Его ставило в тупик то, что все эти люди очень мало жили проблемами своей службы. Несколько одержимых научными идеями диссертантов были не в счет, хотя их разработками и держались отделы. На его обличительные тирады он услышал дома ответ-цитату из наблюдений западных психологов: “Двадцать процентов работников делают восемьдесят процентов работы”.
Парадоксально, но даже при полном безделье большей половины персонала на его предприятии производство вертелось во всю, и наш доморощенный мыслитель знал о немерянном множестве оружия разных видов, сходящего каждую минуту с конвейеров необъятной державы. Продукция эта не имела названий и именовалась и в документации, и в рабочих разговорах “изделие номер такой-то” и “изделие номер этакой-то”.
Сотрудники-мужчины не очень-то старались для семьи. Матери-служащие, напротив, все время промышляли в поисках еды и часами висели на телефоне, помогая своим чадам делать уроки. Рыскали по книжным магазинам, покупая детям классику, нередко вынужденные в нагрузку, к “Войне и миру”, например, приобретать какие-нибудь “Решения съезда — в жизнь!”.
Замужние дамы, как правило, заботились о своих половинах и стояли в очередях за импортными рубашками и кепками. Одежду покупали часто без примерки, а мужи богатырских статей иногда за всю жизнь практически не имели пиджака, обходясь доморощенными свитерами “под Хэма”.
О супругах было принято говорить в грубоватой манере. Правда, были исключения. Паровиков, ворочавший проблемами автономных блоков, склонный к матерщине и не спускавший провинностей подчиненным, женился на красуле-инженере из соседнего отдела. Взял молодую, и она, испытывая гордость оттого, что такого отхватила мужика, не могла скрывать нежности. “Котеночек, — говорила она ему по местному телефону, — пойдем обедать!”. Прозвище пристало. И даже директор орал однажды по селекторной связи: “Если Котеночек опять саботирует с документацией, я его уволю”.
Когда желчный наш мыслитель слышал из-за выгородки похвальбу лаборантки: “Повезло, купила суповой набор!”, у него сердце ныло от жалости, но его и коробило оттого, что можно так радоваться килограмму говяжьих костей. Он невольно задумывался, чем живут эти люди? Но когда в своем скворечнике пытался заговорить об этом, услышал: “Почему ты отвечаешь за весь народ?” — “Потому что я понял, что творится, а никто не понимает” — “Я понимаю”, — важно заявляла его эмансипэ. — “Ты — не народ”. — “Я — народ”.
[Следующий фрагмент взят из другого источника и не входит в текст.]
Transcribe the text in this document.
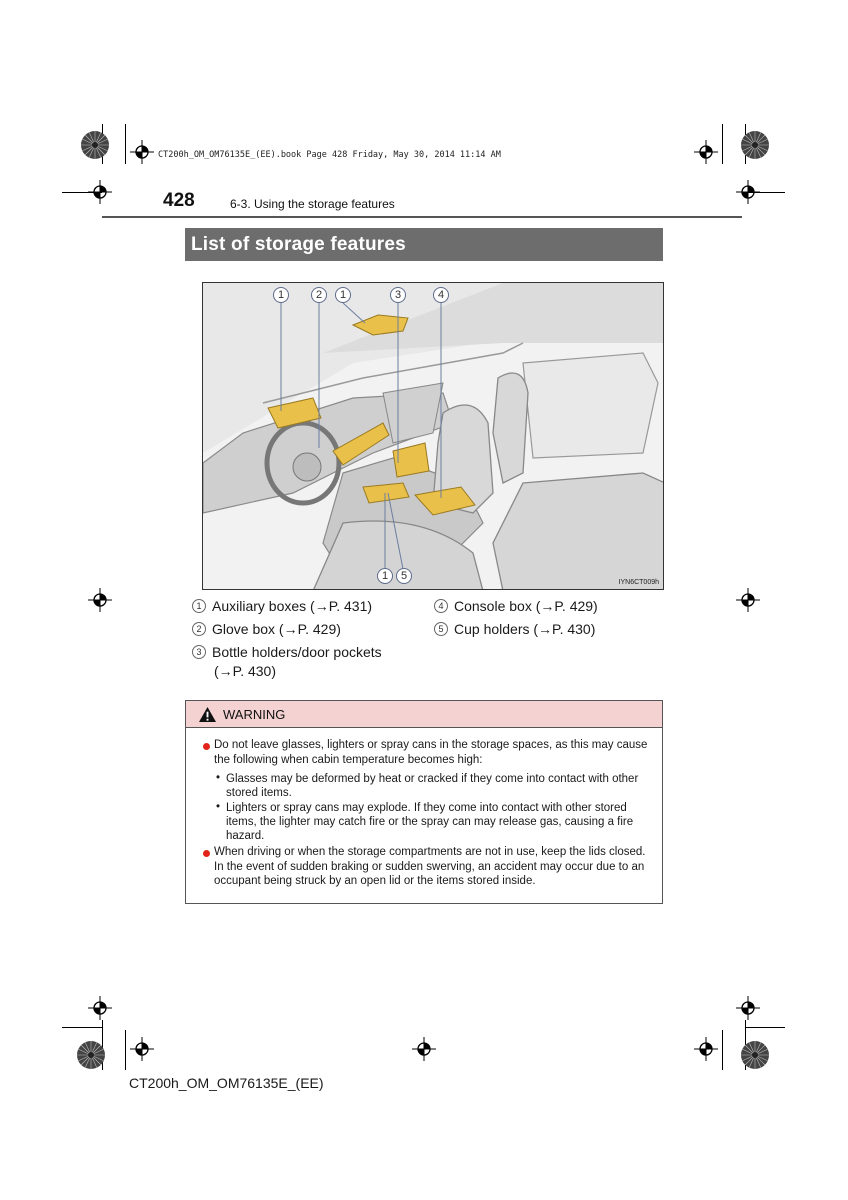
CT200h_OM_OM76135E_(EE).book Page 428 Friday, May 30, 2014 11:14 AM
428	6-3. Using the storage features
List of storage features
1	2	1	3	4
1	5
IYN6CT009h
1 Auxiliary boxes (→P. 431)
2 Glove box (→P. 429)
3 Bottle holders/door pockets
(→P. 430)
4 Console box (→P. 429)
5 Cup holders (→P. 430)
WARNING
Do not leave glasses, lighters or spray cans in the storage spaces, as this may cause
the following when cabin temperature becomes high:
• Glasses may be deformed by heat or cracked if they come into contact with other
stored items.
• Lighters or spray cans may explode. If they come into contact with other stored
items, the lighter may catch fire or the spray can may release gas, causing a fire
hazard.
When driving or when the storage compartments are not in use, keep the lids closed.
In the event of sudden braking or sudden swerving, an accident may occur due to an
occupant being struck by an open lid or the items stored inside.
CT200h_OM_OM76135E_(EE)
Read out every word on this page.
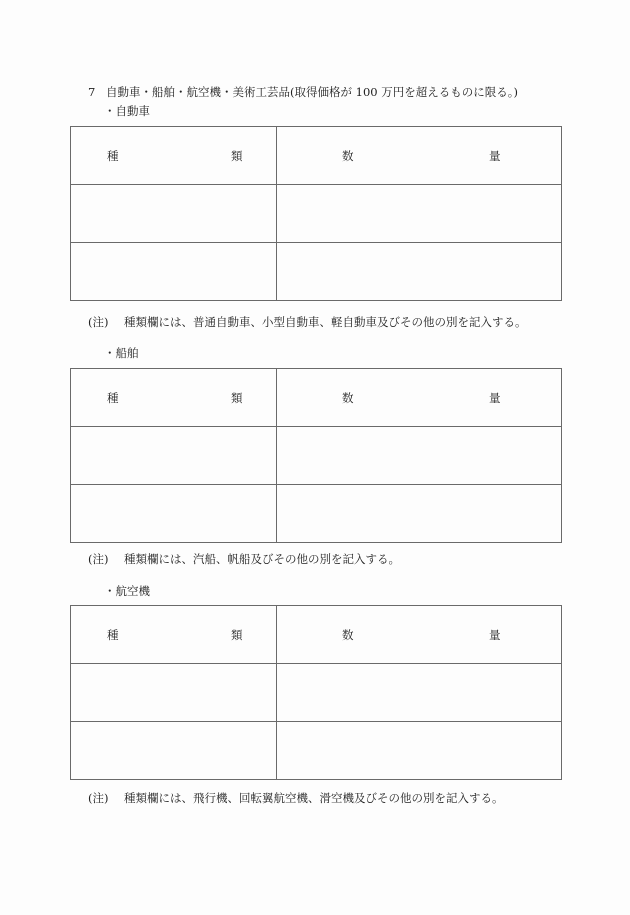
7 自動車・船舶・航空機・美術工芸品(取得価格が 100 万円を超えるものに限る。)
・自動車
種 類	数 量

(注) 種類欄には、普通自動車、小型自動車、軽自動車及びその他の別を記入する。
・船舶
種 類	数 量

(注) 種類欄には、汽船、帆船及びその他の別を記入する。
・航空機
種 類	数 量

(注) 種類欄には、飛行機、回転翼航空機、滑空機及びその他の別を記入する。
Раньше он был безучастен, даже если к нему обращались, теперь он прислушивался к разговорам товарищей по работе и мысленно пытался влезть в ситуацию каждого.
Раздумывая над чужими жизненными историями, которые одна за другой прояснялись для него, он догадывался теперь: то, что способны люди проявить в любви — жертвенность, великодушие, творческое воодушевление — не зависит от внешних обстоятельств и даже от достоинств объекта привязанности, а лишь от самой способности человека любить. И тот отбор, какому подверг подданных “отец народов”, был такой, что извели не только самых умных и даровитых, но и тех, кто способен был к подлинной любви. Эти или не дали потомства, или были изолированы от семьи, так что их детям не удалось перенять образ любящих супругов и родителей.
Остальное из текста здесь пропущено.